I have always had an ardent appreciation for artful henna. To me, henna is exotic, beautiful, and a fun way to express yourself not often found in American culture (consider it the distant and oft-forgotten cousin to the more popular permanent tattoo). In Morocco, on the other hand, henna is a must for brides and a popular way to commemorate special occasions. I have always wanted to have elaborate henna done on my hands and feet, so I, along with the rest of the TIME girls, was extremely excited when Alex and Lizzie’s host mom Amal invited us over for an afternoon of henna and refreshments.
On a drizzly Saturday afternoon, we all trooped over to their apartment for some henna fun. Amal’s sisters were there with their toddlers, who ran circles around the rooms of the house while we sipped tea, patiently waiting to have our hands and feet adorned with henna.
One of Amal’s sisters laid out her henna supplies in front of us on a tray – a roll of paper towel, cotton, syringes, and cups of liquid – and motioned for me to sit next to her on the couch, the first person of the group to get henna. The henna was in a plastic bag, and she filled her syringe with the brown paste and started on my feet. She worked quickly and deftly, artfully swirling thin lines of the paste on the top of my feet, around my ankles, and up my calves. After completing both feet, she moved on to my hands, applying henna to both the tops and the palms of each hand. We were all amazed at the beautiful designs she quickly created without making one mistake.

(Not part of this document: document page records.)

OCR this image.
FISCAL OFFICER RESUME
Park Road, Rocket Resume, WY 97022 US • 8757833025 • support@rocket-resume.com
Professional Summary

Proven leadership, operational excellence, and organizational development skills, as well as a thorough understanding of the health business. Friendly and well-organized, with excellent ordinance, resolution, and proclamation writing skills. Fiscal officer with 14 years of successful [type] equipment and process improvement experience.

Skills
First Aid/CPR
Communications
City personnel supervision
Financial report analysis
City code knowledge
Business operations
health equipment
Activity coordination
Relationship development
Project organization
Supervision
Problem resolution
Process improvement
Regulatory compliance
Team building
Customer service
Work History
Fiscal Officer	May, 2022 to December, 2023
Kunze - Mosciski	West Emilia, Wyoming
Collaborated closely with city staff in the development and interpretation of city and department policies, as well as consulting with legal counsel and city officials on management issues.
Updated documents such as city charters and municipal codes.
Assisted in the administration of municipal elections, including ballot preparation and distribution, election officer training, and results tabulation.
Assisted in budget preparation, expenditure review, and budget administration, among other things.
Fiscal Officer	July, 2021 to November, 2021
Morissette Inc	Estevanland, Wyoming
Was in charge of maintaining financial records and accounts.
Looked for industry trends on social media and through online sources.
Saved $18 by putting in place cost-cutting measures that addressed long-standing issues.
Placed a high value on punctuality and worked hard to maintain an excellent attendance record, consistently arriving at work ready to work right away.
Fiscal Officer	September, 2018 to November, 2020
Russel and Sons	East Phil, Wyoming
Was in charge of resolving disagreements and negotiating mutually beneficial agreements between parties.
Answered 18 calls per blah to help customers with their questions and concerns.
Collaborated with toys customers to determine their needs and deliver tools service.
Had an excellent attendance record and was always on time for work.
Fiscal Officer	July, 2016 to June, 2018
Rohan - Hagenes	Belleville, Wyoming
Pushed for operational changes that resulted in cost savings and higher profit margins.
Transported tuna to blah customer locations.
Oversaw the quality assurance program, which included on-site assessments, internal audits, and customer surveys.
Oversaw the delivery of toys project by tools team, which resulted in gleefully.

As our henna dried to a darker hue and crackled on our skin, Amal came over periodically with a glass of unknown liquid and dabbed it on the henna designs, rewetting the art to help with the darkening process. For our group, getting henna took the whole afternoon, but that didn’t bother us. Homestays often made it difficult for us to hang out on the weekends, but thanks to Amal we had an excuse to all be together and enjoy each others company. When we all had been painted like Moroccan brides, Amal bundled our hands in cotton and through French, broken English, and lots of pantomime, instructed us to keep the cotton on until the next morning and to wear socks to bed. Functioning the rest of the night proved challenging (How were we supposed to eat dinner with the cotton on our hands? we wondered) but this minor inconvenience was overshadowed when we awoke the next morning to beds full of henna crumbles and beautiful designs on our hands and feet.
We may now be in Egypt, but the memories of this special day have not left us – literally (the henna on our hands has long since worn off, but the designs on our feet are more stubborn). And as we progress through TIME, as the days before us dwindle just as quickly as they have come, we will always remember this girls-only afternoon of Moroccan hospitality, lots of tea, and the earthy smell of henna.